I'm trying to learn Azure Resource Templates and am trying to understand the workflow behind when to use them and when to use the REST API.
My sense is that creating a Virtual Network and Subnets in Azure is a fairly uncommon occurance, once you get that set up as you want you don't modify it too frequently, you deploy things into that structure.
So with regard to an ARM Template let's say I have a template with resources for VNET and Subnet. To take the example from https://learn.microsoft.com/en-us/azure/azure-resource-manager/resource-manager-template-walkthrough#virtual-network-and-subnet I might have:
{
"apiVersion": "2015-06-15",
"type": "Microsoft.Network/virtualNetworks",
"name": "[parameters('vnetName')]",
"location": "[resourceGroup().location]",
"properties": {
"addressSpace": {
"addressPrefixes": [
"10.0.0.0/16"
]
},
"subnets": [
{
"name": "[variables('subnetName')]",
"properties": {
"addressPrefix": "10.0.0.0/24"
}
}
]
}
}
which I deploy to a Resource Group. Let's say I then add a Load Balancer and redeploy the template. In this case the user then gets asked to supply the value for the vnetName parameter again and of course cannot supply the same value so we would end up with another VNET which is not what we want.
So is the workflow that you define your ARM Template (VNET, LBs, Subnets, NICs etc) in one go and then deploy? Then when you want to deploy VMs, Scale Sets etc you use the REST API to deploy then to the Resource Group / VNET Subnet? Or is there a way to incrementally build up an ARM Template and deploy it numerous times in a way that if a VNET already exists (for example) the user is not prompted to supply details for another one?

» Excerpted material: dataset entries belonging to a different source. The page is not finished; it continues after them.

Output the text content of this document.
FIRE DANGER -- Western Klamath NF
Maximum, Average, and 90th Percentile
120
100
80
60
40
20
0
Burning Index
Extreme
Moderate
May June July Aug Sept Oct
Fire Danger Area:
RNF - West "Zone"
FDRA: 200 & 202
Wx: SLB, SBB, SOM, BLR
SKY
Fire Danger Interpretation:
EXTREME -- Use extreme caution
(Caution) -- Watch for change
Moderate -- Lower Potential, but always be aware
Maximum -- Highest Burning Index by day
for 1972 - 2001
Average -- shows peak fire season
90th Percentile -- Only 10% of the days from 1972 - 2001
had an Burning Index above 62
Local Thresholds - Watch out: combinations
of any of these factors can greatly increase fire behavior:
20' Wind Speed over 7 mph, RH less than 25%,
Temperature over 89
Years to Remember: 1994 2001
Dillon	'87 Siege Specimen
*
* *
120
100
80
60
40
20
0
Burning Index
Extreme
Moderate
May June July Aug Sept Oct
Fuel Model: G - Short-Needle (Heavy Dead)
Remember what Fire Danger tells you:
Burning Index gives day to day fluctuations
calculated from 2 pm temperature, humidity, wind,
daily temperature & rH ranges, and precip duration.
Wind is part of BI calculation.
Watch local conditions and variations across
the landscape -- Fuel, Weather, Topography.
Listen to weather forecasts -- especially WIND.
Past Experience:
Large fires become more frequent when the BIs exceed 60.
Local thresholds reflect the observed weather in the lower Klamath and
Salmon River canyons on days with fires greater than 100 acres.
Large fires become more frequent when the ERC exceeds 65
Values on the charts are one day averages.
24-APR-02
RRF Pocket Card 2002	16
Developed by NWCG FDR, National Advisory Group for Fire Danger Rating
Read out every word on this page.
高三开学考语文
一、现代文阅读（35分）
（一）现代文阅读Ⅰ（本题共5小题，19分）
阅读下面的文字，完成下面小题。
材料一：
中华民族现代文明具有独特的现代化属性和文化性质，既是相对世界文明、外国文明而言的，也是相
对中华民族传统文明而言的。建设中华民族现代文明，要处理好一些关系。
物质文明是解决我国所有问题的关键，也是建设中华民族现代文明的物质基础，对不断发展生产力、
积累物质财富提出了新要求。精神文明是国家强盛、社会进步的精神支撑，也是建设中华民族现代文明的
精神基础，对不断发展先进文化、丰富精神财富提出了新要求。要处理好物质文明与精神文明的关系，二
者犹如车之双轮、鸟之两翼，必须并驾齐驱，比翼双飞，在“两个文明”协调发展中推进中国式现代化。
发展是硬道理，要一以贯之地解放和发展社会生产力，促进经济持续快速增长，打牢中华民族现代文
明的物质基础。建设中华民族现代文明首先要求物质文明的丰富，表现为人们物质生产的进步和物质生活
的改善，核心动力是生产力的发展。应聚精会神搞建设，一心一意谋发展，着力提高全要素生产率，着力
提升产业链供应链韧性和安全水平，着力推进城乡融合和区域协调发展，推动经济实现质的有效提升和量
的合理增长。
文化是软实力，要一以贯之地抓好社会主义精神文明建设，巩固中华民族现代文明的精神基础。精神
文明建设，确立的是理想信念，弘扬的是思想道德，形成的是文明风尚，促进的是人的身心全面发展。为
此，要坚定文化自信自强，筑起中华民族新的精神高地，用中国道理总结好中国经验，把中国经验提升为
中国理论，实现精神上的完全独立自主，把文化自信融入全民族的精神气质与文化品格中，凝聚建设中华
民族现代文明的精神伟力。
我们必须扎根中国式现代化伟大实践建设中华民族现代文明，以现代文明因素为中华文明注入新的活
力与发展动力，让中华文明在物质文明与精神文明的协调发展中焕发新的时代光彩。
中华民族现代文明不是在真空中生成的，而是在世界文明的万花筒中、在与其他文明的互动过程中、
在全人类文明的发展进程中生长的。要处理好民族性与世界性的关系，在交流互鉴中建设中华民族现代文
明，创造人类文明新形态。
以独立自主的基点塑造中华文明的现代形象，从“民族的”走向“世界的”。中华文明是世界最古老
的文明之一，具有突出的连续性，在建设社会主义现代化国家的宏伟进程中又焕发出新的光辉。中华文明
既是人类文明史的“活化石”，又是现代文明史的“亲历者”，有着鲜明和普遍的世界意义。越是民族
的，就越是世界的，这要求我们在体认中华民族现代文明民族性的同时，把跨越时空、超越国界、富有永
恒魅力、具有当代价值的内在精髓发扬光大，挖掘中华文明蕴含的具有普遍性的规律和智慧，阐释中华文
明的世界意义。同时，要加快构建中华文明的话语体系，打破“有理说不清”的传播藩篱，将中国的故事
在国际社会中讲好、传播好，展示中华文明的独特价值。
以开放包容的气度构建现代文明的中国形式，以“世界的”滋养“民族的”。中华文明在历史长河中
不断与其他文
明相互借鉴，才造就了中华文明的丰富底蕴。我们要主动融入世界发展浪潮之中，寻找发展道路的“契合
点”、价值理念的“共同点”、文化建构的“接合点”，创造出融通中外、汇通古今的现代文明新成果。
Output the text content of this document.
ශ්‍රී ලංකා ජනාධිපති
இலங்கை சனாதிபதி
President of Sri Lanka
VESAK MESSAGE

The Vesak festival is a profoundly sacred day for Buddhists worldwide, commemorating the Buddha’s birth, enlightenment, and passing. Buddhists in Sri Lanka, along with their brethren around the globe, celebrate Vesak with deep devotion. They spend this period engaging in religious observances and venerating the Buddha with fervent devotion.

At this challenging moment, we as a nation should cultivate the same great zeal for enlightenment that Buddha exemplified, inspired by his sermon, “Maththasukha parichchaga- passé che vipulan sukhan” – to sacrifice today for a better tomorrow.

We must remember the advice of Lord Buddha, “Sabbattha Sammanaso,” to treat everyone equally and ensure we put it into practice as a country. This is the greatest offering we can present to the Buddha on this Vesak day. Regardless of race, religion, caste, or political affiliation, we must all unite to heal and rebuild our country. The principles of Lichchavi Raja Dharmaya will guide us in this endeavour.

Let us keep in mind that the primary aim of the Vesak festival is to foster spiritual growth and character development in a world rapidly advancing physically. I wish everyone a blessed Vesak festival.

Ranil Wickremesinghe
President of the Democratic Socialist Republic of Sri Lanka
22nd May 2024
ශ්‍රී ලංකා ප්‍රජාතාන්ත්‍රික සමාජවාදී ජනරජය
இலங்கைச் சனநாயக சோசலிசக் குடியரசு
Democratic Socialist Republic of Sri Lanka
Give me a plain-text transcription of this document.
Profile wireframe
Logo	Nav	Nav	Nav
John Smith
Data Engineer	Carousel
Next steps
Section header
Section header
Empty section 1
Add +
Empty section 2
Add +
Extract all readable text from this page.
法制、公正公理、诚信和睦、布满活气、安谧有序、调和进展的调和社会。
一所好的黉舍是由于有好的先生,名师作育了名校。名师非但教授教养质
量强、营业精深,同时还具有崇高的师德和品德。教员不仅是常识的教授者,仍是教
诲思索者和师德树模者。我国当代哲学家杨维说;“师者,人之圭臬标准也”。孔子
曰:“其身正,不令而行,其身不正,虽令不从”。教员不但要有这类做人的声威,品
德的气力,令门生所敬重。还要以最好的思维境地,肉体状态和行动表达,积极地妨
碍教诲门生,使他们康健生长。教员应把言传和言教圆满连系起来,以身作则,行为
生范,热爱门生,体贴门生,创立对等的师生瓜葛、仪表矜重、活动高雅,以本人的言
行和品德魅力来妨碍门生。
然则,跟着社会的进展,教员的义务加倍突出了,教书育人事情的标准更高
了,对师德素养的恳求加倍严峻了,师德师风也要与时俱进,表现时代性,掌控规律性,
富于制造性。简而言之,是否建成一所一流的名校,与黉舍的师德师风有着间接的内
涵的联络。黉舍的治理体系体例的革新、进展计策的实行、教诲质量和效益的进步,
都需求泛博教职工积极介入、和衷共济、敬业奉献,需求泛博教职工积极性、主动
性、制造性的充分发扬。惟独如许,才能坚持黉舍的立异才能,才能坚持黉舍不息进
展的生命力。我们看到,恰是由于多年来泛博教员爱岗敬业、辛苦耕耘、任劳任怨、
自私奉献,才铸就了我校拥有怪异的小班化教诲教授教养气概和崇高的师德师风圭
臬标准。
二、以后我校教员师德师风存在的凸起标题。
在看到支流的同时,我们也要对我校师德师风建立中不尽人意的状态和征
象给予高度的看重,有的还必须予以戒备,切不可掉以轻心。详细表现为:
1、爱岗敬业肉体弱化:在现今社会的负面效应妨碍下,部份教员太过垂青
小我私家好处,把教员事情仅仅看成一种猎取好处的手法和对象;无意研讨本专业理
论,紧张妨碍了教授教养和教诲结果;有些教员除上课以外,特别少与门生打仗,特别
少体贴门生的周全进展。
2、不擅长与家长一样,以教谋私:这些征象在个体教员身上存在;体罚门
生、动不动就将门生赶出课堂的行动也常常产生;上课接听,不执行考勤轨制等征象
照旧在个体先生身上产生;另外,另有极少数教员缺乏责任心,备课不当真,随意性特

I've read around and seen incremental mode (default unless complete is specified) but not sure if this is relevant and if it is how to use it.
Many thanks for any help!
Update
OK so I can now use azure group deployment create -f azuredeploy.json -g ARM-Template-Tests -m Incremental
and have modified the VNET resource in my template from
{
"apiVersion": "2016-09-01",
"type": "Microsoft.Network/virtualNetworks",
"name": "[variables('virtualNetworkName')]",
"location": "[resourceGroup().location]",
"properties": {
"addressSpace": {
"addressPrefixes": [
"[variables('addressPrefix')]"
]
},
"subnets": [
{
"name": "[variables('subnetName')]",
"properties": {
"addressPrefix": "[variables('subnetPrefix')]"
}
}
]
}
},
to
{
"apiVersion": "2015-05-01-preview",
"type": "Microsoft.Network/virtualNetworks",
"name": "[parameters('virtualNetworkName')]",
"location": "[resourceGroup().location]",
"properties": {
"addressSpace": {
"addressPrefixes": [
"[parameters('addressPrefix')]"
]
},
"subnets": [
{
"name": "[parameters('subnet1Name')]",
"properties": {
"addressPrefix": "[parameters('subnet1Prefix')]"
}
},
{
"name": "[parameters('gatewaySubnet')]",
"properties": {
"addressPrefix": "[parameters('gatewaySubnetPrefix')]"
}
}
]
}
},
but the subnets don't change. Should they using azure group deployment create -f azuredeploy.json -g ARM-Template-Tests -m Incremental
I am going to piggy back on this Azure documentation. Referencing appropriate section below:
To choose Incremental update or Complete update it depends on if you have resources that are in use. If devops requirement is to always have resources in sync with what is defined in the json template then
Complete Update
mode should be used. The biggest benefit of using templates and source code for deploying resources is to prevent configuration drift and it is beneficial to useComplete Update
mode.As for specifying the parameters if you specify in parameters file then you don't have to specify them again.